Historique du projet

Les travaux effectués par les chercheurs des deux rives de la Méditerranée depuis une dizaine d’années ont mis en valeur l’existence d’un patrimoine architectural maghrébin récent original, fruit d’échanges artistiques et humains transnationaux particulièrement féconds. Aux 19e et 20e siècles, les villes du Maghreb, au rang desquelles Alger occupe une place essentielle, ont vu se développer des architectures témoignant des contextes politiques et sociaux spécifiques à leur époque, mais également des grands débats artistiques internationaux.

C’est dans le cadre de ces récentes activités que s’inscrivent les travaux de l’équipe Mutual Heritage (From Historical Integration to Contemporary Active Participation), dont le projet est financé par l’Union européenne, dans le cadre du programme Euromed Heritage 4. Le projet Mutual Heritage vise en effet à faire reconnaître le patrimoine récent de la Méditerranée en encourageant son intégration dans les problématiques des sociétés et des nations qui gèrent aujourd’hui cet héritage. Pour ce faire, Mutual Heritage organise des formations et des journées d’action afin de sensibiliser les populations et les professionnels aux possibilités de prendre en compte cet héritage récent dans les différentes politiques urbaines, touristiques et patrimoniales portées dans les pays du pourtour méditerranéen.
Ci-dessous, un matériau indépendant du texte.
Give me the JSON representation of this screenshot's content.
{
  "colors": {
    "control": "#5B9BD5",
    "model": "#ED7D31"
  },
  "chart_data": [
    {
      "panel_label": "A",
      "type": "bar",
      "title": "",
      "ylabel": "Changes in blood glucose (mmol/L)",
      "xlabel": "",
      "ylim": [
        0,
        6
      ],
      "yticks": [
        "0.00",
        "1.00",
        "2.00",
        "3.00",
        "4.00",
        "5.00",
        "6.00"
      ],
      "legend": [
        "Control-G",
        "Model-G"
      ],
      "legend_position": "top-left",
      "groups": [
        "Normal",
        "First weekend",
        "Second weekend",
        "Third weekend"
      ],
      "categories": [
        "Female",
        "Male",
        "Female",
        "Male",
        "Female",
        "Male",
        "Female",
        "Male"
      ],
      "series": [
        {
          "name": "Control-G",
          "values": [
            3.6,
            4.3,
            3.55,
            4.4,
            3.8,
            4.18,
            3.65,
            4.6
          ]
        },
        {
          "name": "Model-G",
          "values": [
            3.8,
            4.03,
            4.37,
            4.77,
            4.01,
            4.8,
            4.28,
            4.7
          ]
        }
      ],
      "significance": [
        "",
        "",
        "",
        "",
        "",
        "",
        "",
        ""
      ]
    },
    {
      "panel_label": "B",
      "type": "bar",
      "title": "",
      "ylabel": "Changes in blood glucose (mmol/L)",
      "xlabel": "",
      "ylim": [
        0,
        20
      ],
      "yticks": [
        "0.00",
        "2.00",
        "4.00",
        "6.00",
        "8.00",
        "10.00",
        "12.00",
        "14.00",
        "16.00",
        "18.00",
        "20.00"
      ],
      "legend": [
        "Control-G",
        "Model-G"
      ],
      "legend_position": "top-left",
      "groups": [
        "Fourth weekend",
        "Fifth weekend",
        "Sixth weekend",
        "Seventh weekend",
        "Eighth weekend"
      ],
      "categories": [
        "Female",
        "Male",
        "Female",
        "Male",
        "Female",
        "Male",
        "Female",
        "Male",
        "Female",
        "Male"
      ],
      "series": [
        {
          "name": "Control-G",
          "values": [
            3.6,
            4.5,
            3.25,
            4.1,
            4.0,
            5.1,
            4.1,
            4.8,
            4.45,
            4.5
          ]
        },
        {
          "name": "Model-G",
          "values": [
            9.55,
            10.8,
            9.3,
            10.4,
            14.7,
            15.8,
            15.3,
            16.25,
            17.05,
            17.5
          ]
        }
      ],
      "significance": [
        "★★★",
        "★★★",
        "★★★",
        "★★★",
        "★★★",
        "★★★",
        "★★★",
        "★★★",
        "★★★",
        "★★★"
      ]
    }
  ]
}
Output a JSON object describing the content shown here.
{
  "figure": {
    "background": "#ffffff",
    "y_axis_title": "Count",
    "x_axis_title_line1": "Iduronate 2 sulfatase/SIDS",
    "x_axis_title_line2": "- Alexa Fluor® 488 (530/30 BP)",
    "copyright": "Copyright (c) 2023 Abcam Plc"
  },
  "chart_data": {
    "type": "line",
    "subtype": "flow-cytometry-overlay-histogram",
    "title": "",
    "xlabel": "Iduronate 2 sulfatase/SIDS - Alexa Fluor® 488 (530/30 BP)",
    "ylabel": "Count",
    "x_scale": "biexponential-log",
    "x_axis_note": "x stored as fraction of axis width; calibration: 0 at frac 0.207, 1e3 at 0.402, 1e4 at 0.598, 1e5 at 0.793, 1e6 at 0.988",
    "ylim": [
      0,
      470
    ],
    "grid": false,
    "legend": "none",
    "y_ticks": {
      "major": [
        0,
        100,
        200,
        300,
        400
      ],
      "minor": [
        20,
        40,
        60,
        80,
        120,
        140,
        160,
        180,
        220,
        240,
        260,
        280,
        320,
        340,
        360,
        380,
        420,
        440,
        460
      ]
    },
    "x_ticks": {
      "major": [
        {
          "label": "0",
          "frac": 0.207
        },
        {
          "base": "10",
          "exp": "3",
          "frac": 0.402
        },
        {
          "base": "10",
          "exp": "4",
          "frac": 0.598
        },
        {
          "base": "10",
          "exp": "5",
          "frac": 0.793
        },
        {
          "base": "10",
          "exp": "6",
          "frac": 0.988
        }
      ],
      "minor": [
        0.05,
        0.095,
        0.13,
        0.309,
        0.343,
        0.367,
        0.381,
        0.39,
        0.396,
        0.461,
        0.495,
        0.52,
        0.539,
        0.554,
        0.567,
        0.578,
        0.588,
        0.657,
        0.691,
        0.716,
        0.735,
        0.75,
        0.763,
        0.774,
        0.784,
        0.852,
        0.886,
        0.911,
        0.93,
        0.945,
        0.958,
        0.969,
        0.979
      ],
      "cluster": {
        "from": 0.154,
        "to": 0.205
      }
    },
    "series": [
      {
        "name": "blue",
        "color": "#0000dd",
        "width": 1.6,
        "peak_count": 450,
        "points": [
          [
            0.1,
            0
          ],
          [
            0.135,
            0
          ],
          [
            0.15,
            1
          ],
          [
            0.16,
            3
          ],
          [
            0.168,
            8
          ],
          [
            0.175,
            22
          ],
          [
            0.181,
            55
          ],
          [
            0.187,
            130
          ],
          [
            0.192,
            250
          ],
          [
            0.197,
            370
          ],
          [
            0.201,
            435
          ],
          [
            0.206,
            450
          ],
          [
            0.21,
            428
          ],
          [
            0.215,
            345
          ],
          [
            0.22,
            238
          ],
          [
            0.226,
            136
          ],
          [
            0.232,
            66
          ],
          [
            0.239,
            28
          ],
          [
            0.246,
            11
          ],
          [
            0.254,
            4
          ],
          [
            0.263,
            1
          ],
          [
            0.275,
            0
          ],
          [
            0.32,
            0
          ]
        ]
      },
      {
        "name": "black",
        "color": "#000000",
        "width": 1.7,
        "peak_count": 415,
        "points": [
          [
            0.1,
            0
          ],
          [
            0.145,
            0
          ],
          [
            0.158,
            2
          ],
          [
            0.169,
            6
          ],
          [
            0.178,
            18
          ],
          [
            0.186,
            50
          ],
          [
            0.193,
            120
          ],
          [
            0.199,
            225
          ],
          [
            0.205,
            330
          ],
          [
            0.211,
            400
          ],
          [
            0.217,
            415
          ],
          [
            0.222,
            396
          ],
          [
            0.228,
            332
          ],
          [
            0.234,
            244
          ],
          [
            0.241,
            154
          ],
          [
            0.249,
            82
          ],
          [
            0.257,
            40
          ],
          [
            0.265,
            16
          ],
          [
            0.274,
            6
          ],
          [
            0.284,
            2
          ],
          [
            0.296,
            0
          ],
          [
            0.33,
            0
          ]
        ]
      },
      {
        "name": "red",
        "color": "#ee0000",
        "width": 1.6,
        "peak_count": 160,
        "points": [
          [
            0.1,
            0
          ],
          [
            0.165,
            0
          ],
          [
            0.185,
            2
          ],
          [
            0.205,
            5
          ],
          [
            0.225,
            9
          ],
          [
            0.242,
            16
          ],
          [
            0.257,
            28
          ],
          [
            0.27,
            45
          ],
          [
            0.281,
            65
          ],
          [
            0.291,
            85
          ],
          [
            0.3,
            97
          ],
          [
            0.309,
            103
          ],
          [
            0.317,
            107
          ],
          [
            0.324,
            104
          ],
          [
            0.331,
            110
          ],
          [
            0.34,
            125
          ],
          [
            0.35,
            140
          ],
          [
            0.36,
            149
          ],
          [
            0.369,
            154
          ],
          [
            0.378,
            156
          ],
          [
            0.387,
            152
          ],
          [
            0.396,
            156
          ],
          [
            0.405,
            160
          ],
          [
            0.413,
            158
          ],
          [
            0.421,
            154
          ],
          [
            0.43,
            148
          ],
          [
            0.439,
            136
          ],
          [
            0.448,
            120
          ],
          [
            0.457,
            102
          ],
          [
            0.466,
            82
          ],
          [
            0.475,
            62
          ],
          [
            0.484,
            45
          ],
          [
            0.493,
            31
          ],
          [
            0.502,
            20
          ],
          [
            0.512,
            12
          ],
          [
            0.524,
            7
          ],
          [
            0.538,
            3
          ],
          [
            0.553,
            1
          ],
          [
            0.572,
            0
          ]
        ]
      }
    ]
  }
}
Dans le cadre de ce programme, Mutual Heritage coordonne également des publications qui font intervenir des chercheurs spécialistes de l’architecture et du patrimoine méditerranéen.

Panoramique de la ville d'Alger
Source : Florence troin, Mutual Heritage

La conception de cette Carte du patrimoine architectural 19e-20e siècles d’Alger a été confiée par l’équipe Mutual Heritage à trois chercheurs travaillant sur l’architecture et le patrimoine maghrébin. Ces auteurs ont dès l’origine choisi de destiner ce travail à un large public composé à la fois d’amateurs et d’amoureux d’Alger, qu’ils soient habitants ou touristes, à qui ils ont souhaité restituer un aperçu de cette ville riche de monuments en tous genres.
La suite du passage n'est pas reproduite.